In cross-examination in Manhattan federal court, former Galleon Group chief operating officer Rick Schutte had a tense exchange with prosecutor Reed Brodsky on Wednesday.
Investors didn't want hedge fund managers corrupting executives at companies do they? Brodsky asked him.
I don't think that's a business plan that I would put forth if that's what you are asking, said Schutte, who was hired by Galleon in June 2004 after years as a computer hardware and storage analyst at Goldman Sachs Group Inc.
Through Schutte's testimony over the last three days, the defense has sought to underpin evidence it presented to the New York jury in an effort to show that Rajaratnam did not break the law.
The jury previously heard five weeks of government evidence, including FBI phone taps. Prosecutors say Rajaratnam, Galleon's founder, got illicit stock tips from highly-placed corporate sources to make $63.8 million from 2003 until March 2009.
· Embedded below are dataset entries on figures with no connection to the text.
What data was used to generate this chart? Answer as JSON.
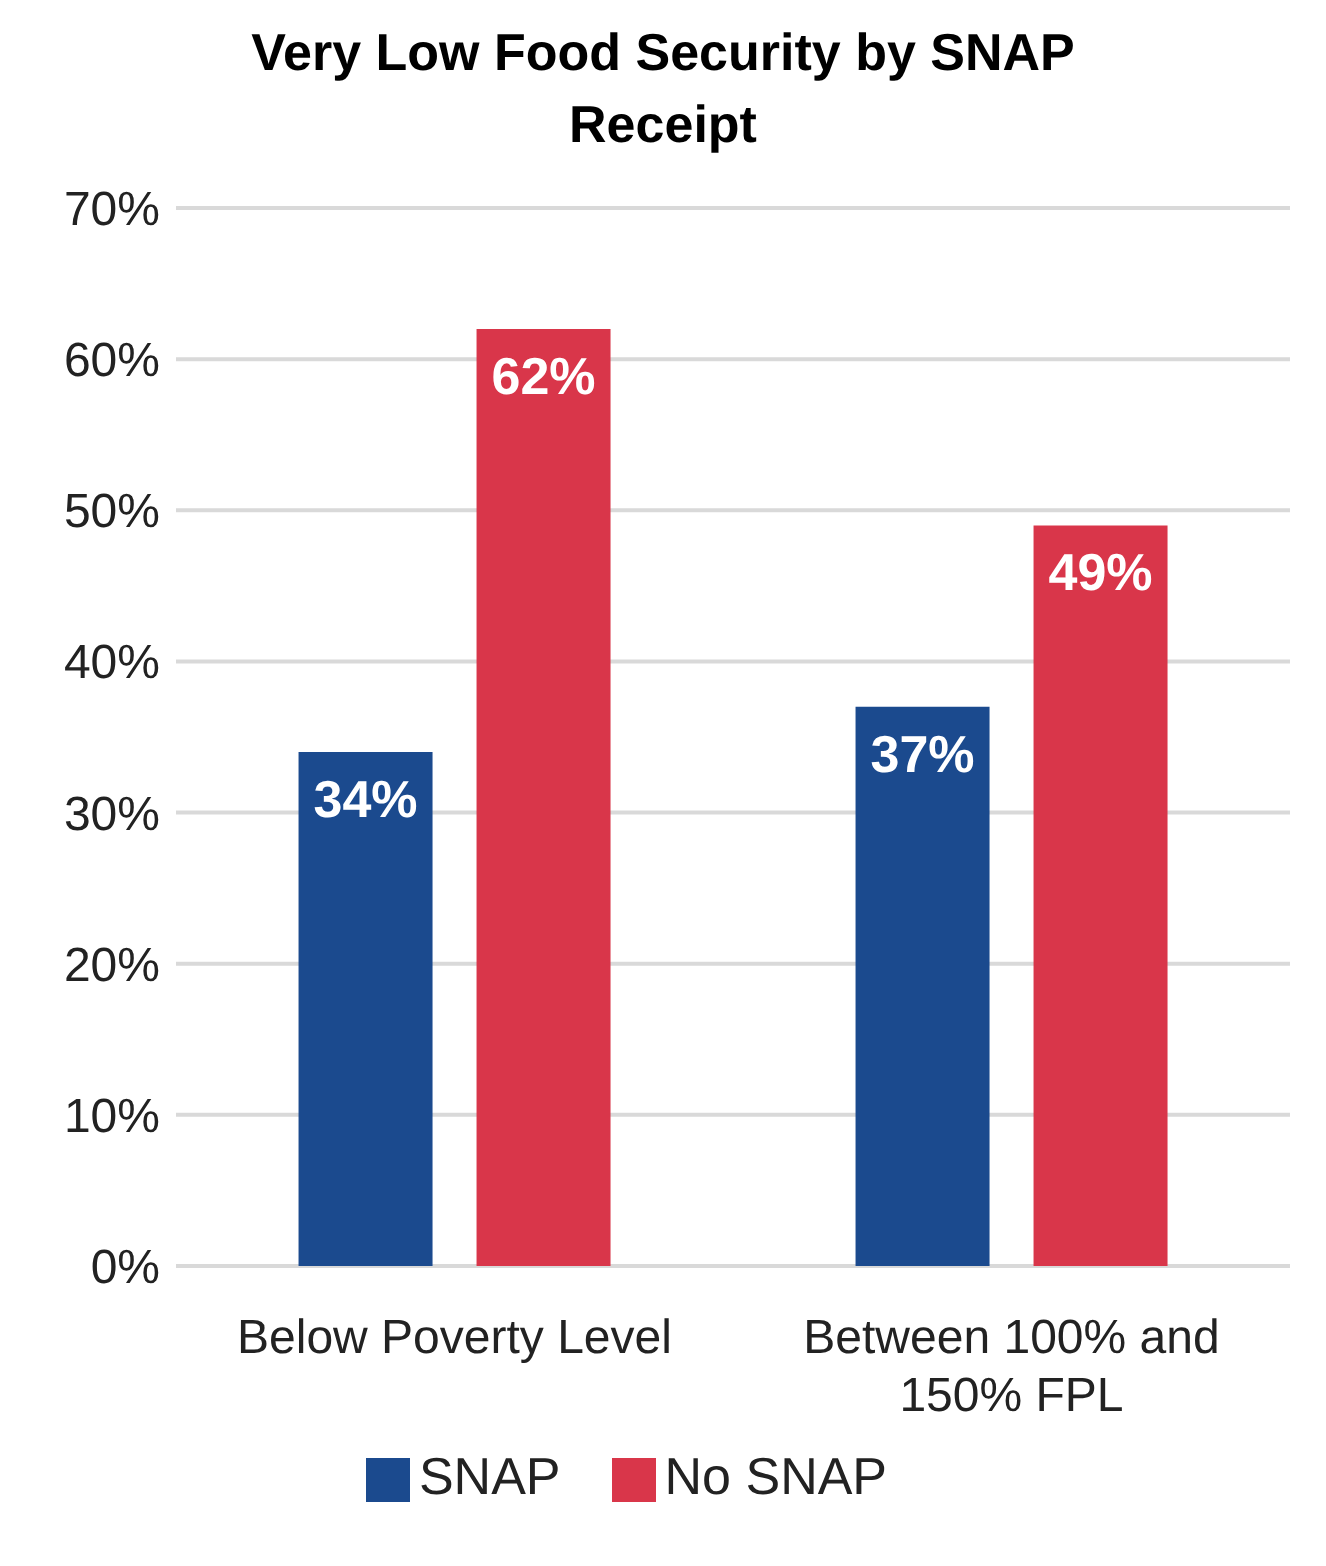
{
  "chart_data": {
    "type": "bar",
    "title": "Very Low Food Security by SNAP Receipt",
    "categories": [
      "Below Poverty Level",
      "Between 100% and 150% FPL"
    ],
    "series": [
      {
        "name": "SNAP",
        "color": "#1b4a8e",
        "values": [
          34,
          37
        ],
        "value_labels": [
          "34%",
          "37%"
        ]
      },
      {
        "name": "No SNAP",
        "color": "#d9364a",
        "values": [
          62,
          49
        ],
        "value_labels": [
          "62%",
          "49%"
        ]
      }
    ],
    "ylim": [
      0,
      70
    ],
    "yticks": [
      {
        "value": 0,
        "label": "0%"
      },
      {
        "value": 10,
        "label": "10%"
      },
      {
        "value": 20,
        "label": "20%"
      },
      {
        "value": 30,
        "label": "30%"
      },
      {
        "value": 40,
        "label": "40%"
      },
      {
        "value": 50,
        "label": "50%"
      },
      {
        "value": 60,
        "label": "60%"
      },
      {
        "value": 70,
        "label": "70%"
      }
    ],
    "grid": "y",
    "legend": "bottom"
  }
}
Sri Lankan-born Rajaratnam is the central figure in what federal prosecutors have described as the biggest probe of insider trading at hedge funds on record.
Separately on Wednesday, the Manhattan U.S. Attorney's Office and the U.S. Securities and Exchange Commission announced charges in another insider trading investigation involving a former FrontPoint Partners LLC hedge fund manager.
Schutte testified that Rajaratnam and others at Galleon made trading decisions on volumes of research and analysis.
It seems like a lot of data but we received much more than this, Schutte said under questioning from a defense lawyer, Michael Starr, who introduced scores of analyst reports, emails and stock charts during the testimony.
I'm not saying they (Galleon analysts) read everything, but there is a lot of input, Schutte said.
Rajaratnam is charged with 14 counts of conspiracy and securities fraud surrounding trades on Google Inc, Advanced Micro Devices Inc, Intel Corp and other stocks. He faces up to 20 years in prison if convicted on the most serious charge of securities fraud.
The trial began on March 8 and could finish by the end of April.
Goldman Sachs is one of the stocks cited in the indictment against Rajaratnam. Lloyd Blankfein, Goldman's chief executive, testified for the government on March 23. He said former Goldman director Rajat Gupta violated the investment bank's confidentiality rules by leaking boardroom secrets to Rajaratnam in 2008.
Gupta, a former worldwide head of McKinsey & Co management consultants, is fighting civil charges by a U.S. market regulator but he has not been criminally charged.
The case is USA v Raj Rajaratnam et al, U.S. District Court for the Southern District of New York, No. 09-01184.